NASA’s Hubble Space Telescope captured a new photo of Saturn earlier this month. The stunning image detailed several features of the planet, including its iconic rings.
On July 4, Hubble snapped its latest image of Saturn during summertime in the distant planet’s northern hemisphere, when the Earth gets its best view of the gas giant. Astronomers take the opportunity to aim Hubble at Saturn to get a good look.
In the image, Saturn’s unique rings are visable in stunning detail, while two of its many moons, Mimas and Enceladus, can be clearly seen at the planet’s right and bottom, respectively.
The image also captured features on the planet such as small atmospheric storms, colored bands and a reddish haze over the northern hemisphere. According to NASA, such features tend to change with every viewing of Saturn, with the atmospheric storms coming and going while the bands tend to change in color “from year to year.”
As for the reddish haze over the northern hemisphere, the agency explains that it could be a result of increased summertime sunlight.
“This may be due to heating from increased sunlight, which could either change the atmospheric circulation or perhaps remove ices from aerosols in the atmosphere,” NASA said in a news release. “Another theory is that the increased sunlight in the summer months is changing the amounts of photochemical haze produced.”

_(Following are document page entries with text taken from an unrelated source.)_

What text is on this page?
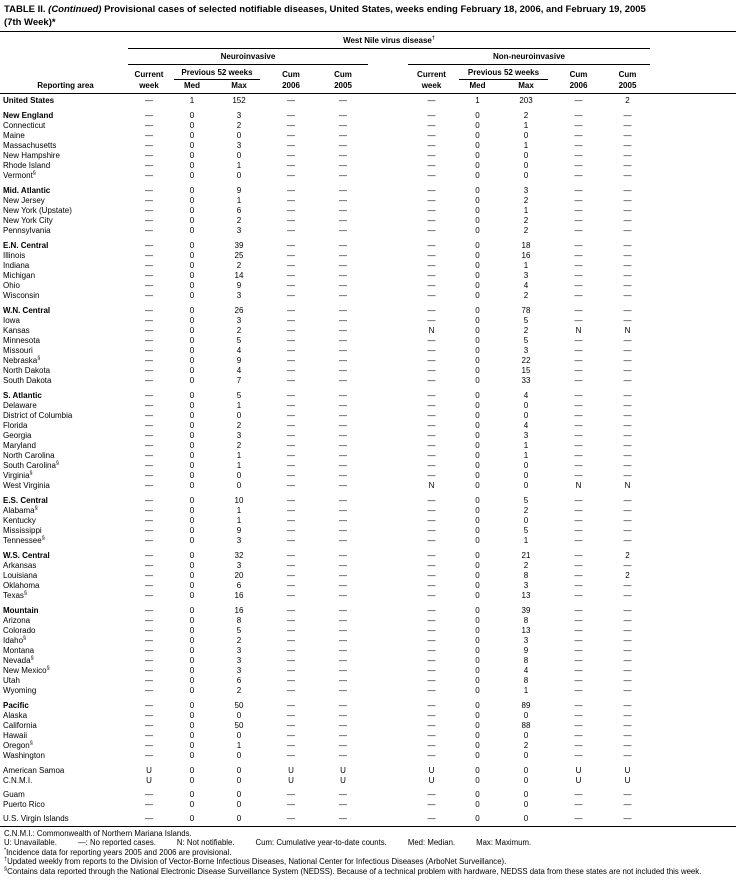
TABLE II. (Continued) Provisional cases of selected notifiable diseases, United States, weeks ending February 18, 2006, and February 19, 2005
(7th Week)*
West Nile virus disease†
Neuroinvasive	Non-neuroinvasive
Current	Previous 52 weeks	Cum	Cum	Current	Previous 52 weeks	Cum	Cum
Reporting area	week	Med	Max	2006	2005	week	Med	Max	2006	2005
United States	—	1	152	—	—	—	1	203	—	2
New England	—	0	3	—	—	—	0	2	—	—
Connecticut	—	0	2	—	—	—	0	1	—	—
Maine	—	0	0	—	—	—	0	0	—	—
Massachusetts	—	0	3	—	—	—	0	1	—	—
New Hampshire	—	0	0	—	—	—	0	0	—	—
Rhode Island	—	0	1	—	—	—	0	0	—	—
Vermont§	—	0	0	—	—	—	0	0	—	—
Mid. Atlantic	—	0	9	—	—	—	0	3	—	—
New Jersey	—	0	1	—	—	—	0	2	—	—
New York (Upstate)	—	0	6	—	—	—	0	1	—	—
New York City	—	0	2	—	—	—	0	2	—	—
Pennsylvania	—	0	3	—	—	—	0	2	—	—
E.N. Central	—	0	39	—	—	—	0	18	—	—
Illinois	—	0	25	—	—	—	0	16	—	—
Indiana	—	0	2	—	—	—	0	1	—	—
Michigan	—	0	14	—	—	—	0	3	—	—
Ohio	—	0	9	—	—	—	0	4	—	—
Wisconsin	—	0	3	—	—	—	0	2	—	—
W.N. Central	—	0	26	—	—	—	0	78	—	—
Iowa	—	0	3	—	—	—	0	5	—	—
Kansas	—	0	2	—	—	N	0	2	N	N
Minnesota	—	0	5	—	—	—	0	5	—	—
Missouri	—	0	4	—	—	—	0	3	—	—
Nebraska§	—	0	9	—	—	—	0	22	—	—
North Dakota	—	0	4	—	—	—	0	15	—	—
South Dakota	—	0	7	—	—	—	0	33	—	—
S. Atlantic	—	0	5	—	—	—	0	4	—	—
Delaware	—	0	1	—	—	—	0	0	—	—
District of Columbia	—	0	0	—	—	—	0	0	—	—
Florida	—	0	2	—	—	—	0	4	—	—
Georgia	—	0	3	—	—	—	0	3	—	—
Maryland	—	0	2	—	—	—	0	1	—	—
North Carolina	—	0	1	—	—	—	0	1	—	—
South Carolina§	—	0	1	—	—	—	0	0	—	—
Virginia§	—	0	0	—	—	—	0	0	—	—
West Virginia	—	0	0	—	—	N	0	0	N	N
E.S. Central	—	0	10	—	—	—	0	5	—	—
Alabama§	—	0	1	—	—	—	0	2	—	—
Kentucky	—	0	1	—	—	—	0	0	—	—
Mississippi	—	0	9	—	—	—	0	5	—	—
Tennessee§	—	0	3	—	—	—	0	1	—	—
W.S. Central	—	0	32	—	—	—	0	21	—	2
Arkansas	—	0	3	—	—	—	0	2	—	—
Louisiana	—	0	20	—	—	—	0	8	—	2
Oklahoma	—	0	6	—	—	—	0	3	—	—
Texas§	—	0	16	—	—	—	0	13	—	—
Mountain	—	0	16	—	—	—	0	39	—	—
Arizona	—	0	8	—	—	—	0	8	—	—
Colorado	—	0	5	—	—	—	0	13	—	—
Idaho§	—	0	2	—	—	—	0	3	—	—
Montana	—	0	3	—	—	—	0	9	—	—
Nevada§	—	0	3	—	—	—	0	8	—	—
New Mexico§	—	0	3	—	—	—	0	4	—	—
Utah	—	0	6	—	—	—	0	8	—	—
Wyoming	—	0	2	—	—	—	0	1	—	—
Pacific	—	0	50	—	—	—	0	89	—	—
Alaska	—	0	0	—	—	—	0	0	—	—
California	—	0	50	—	—	—	0	88	—	—
Hawaii	—	0	0	—	—	—	0	0	—	—
Oregon§	—	0	1	—	—	—	0	2	—	—
Washington	—	0	0	—	—	—	0	0	—	—
American Samoa	U	0	0	U	U	U	0	0	U	U
C.N.M.I.	U	0	0	U	U	U	0	0	U	U
Guam	—	0	0	—	—	—	0	0	—	—
Puerto Rico	—	0	0	—	—	—	0	0	—	—
U.S. Virgin Islands	—	0	0	—	—	—	0	0	—	—
C.N.M.I.: Commonwealth of Northern Mariana Islands.
U: Unavailable.	—: No reported cases.	N: Not notifiable.	Cum: Cumulative year-to-date counts.	Med: Median.	Max: Maximum.
*Incidence data for reporting years 2005 and 2006 are provisional.
†Updated weekly from reports to the Division of Vector-Borne Infectious Diseases, National Center for Infectious Diseases (ArboNet Surveillance).
§Contains data reported through the National Electronic Disease Surveillance System (NEDSS). Because of a technical problem with hardware, NEDSS data from these states are not included this week.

The image also highlights Saturn’s stunning rings that make it perhaps the most recognizable planet in the solar system. However, it remains unclear whether the rings emerged at the same time as the planet or if it is a much younger feature that possibly only formed during the time of the dinosaurs on Earth.
“Just how and when the rings formed remains one of our solar system’s biggest mysteries,” NASA said.
The new image of what NASA calls the “lord of the rings” was taken when it was 839 million miles away from the Earth. The distance constantly changes due to their divergent orbits, but they can be as close as 746 million miles to as far as 1 billion miles away from one other.
To date, only a few missions have made the voyage to observe Saturn, including Pioneer 11 as well as Voyagers 1 and 2.